About six months ago Bobby disappeared from The Breakfast scene. Everybody wondered, “Where’s Bobby, where’s Snoopy?” They were gone. That’s often the way it is at The Sunday Friendship Breakfast. People come, people go, never to be seen again, but Bobby was a regular and his absence was pretty unusual.
One of the volunteers explained that Bobby had stepped on a broken bottle while he was taking out the trash. He wasn’t wearing shoes. For a healthy man a minor cut on one’s foot isn’t a big deal but for a diabetic it can be serious business, and it was for Bobby. The wound became yet another battle in a life filled with them. Unfortunately, this was one that Medieros eventually lost. It was a good fight though. For months Bobby (and Snoopy) received treatment in a rehab center in Exeter, RI. When we visited Bobby he was upbeat. “Three good meals, and I can smoke out on the porch.” He showed us his wounded foot, encased in a plastic bag filled with an antibiotic wash. The medicines were supposed to kill off the infection but unfortunately, they didn’t work. Gangrene set in and Bobby’s lower leg had to be removed. He shrugged,“ It was the leg or my life.”
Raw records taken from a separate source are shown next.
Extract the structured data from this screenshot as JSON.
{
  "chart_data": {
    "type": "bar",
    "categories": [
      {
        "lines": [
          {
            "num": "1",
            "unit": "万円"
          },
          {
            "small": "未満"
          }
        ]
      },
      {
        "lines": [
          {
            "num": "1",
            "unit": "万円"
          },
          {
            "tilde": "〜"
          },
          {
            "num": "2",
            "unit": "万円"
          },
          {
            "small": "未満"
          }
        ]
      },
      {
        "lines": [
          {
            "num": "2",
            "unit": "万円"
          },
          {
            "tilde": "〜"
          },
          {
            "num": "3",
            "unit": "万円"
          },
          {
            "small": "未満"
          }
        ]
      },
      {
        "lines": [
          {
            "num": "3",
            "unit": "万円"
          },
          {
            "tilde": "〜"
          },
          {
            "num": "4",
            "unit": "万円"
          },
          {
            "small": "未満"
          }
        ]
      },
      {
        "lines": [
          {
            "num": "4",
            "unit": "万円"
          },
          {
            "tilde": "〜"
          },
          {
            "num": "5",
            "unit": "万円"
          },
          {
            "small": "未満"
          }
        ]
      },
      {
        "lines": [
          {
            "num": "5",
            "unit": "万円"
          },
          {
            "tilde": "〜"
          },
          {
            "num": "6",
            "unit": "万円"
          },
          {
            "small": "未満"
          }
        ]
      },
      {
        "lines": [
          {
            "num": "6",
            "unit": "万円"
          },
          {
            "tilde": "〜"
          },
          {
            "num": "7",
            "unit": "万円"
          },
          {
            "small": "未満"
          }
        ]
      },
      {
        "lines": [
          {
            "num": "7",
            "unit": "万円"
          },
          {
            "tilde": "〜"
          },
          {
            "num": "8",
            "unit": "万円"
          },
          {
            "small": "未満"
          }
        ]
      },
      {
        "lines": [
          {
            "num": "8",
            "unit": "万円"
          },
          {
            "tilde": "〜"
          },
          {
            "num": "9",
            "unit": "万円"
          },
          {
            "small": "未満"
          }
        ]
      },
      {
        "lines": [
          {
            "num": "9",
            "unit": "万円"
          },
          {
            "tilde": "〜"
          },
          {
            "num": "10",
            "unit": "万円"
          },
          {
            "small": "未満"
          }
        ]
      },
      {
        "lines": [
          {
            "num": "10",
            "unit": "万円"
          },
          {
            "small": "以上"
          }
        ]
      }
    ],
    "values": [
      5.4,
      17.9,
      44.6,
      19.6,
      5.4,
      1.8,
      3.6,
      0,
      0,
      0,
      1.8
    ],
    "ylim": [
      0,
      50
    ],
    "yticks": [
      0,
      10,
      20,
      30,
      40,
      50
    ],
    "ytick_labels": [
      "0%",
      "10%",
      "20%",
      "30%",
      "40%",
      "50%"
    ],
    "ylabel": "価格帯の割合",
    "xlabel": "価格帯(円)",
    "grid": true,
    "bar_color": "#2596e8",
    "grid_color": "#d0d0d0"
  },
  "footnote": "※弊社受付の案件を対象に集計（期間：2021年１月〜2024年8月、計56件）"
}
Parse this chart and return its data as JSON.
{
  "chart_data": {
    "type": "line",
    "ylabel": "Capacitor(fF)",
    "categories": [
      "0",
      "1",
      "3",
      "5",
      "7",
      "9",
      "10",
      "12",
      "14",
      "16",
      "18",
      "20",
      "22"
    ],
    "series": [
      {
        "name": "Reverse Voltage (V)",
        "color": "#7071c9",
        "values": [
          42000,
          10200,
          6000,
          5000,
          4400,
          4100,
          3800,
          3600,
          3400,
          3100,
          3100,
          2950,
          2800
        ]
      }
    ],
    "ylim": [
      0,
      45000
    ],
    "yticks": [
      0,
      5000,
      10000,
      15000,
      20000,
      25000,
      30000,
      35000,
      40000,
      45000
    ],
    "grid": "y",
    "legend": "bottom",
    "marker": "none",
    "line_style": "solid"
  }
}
These days, Snoopy is “riding shotgun” on Bobby's motorized wheelchair. Medeiros seems resigned to this new situation. Now he is one of the many disabled folks that come to The Breakfast. He parks by the front door, sometimes with an extension cord running inside to charge the battery in his chair. Food must be brought out to him since the church steps are an impossible barrier. He’s thankful.
Those six steps in Medeiros’ nice Victorian apartment also became a barrier, one more problem in a life filled with them. He’d lock his wheelchair outside and crawl up the stairs to get into the apartment. He had scabs on his knees from going room to room on all fours. Medieros and his dog were eventually moved to a wheelchair friendly apartment complex in Warwick. Bobby is a fighter, has been all his life. He just picked up his prosthetic leg. He’s upbeat about this new challlenge, says he’s going to walk up those church steps someday. I predict he will do just that with Snoopy tagging close behind.
Bobby Medieros has been incredibly open, sharing his many challenges and allowing me to photograph him. I am grateful. After I read this piece to him he reminded me once again, “Jan, It wasn’t really the bad luck that I was homeless, it was the poor choices I made along the way.”
But in reality, it was more than poor choices on his part. Bobby’s story is similar to that of many other people who don’t have very much. Dysfunctional families, poor education, and few job opportunities all conspire against people like Medieros. Hope is hard to come by. This is why many men and women in the grip of alcohol and drugs find themselves homeless. Coupled with a high incidence of mental illnesses in this population, it is no wonder why so many people are sleeping on the streets of Providence, and on many other streets across America.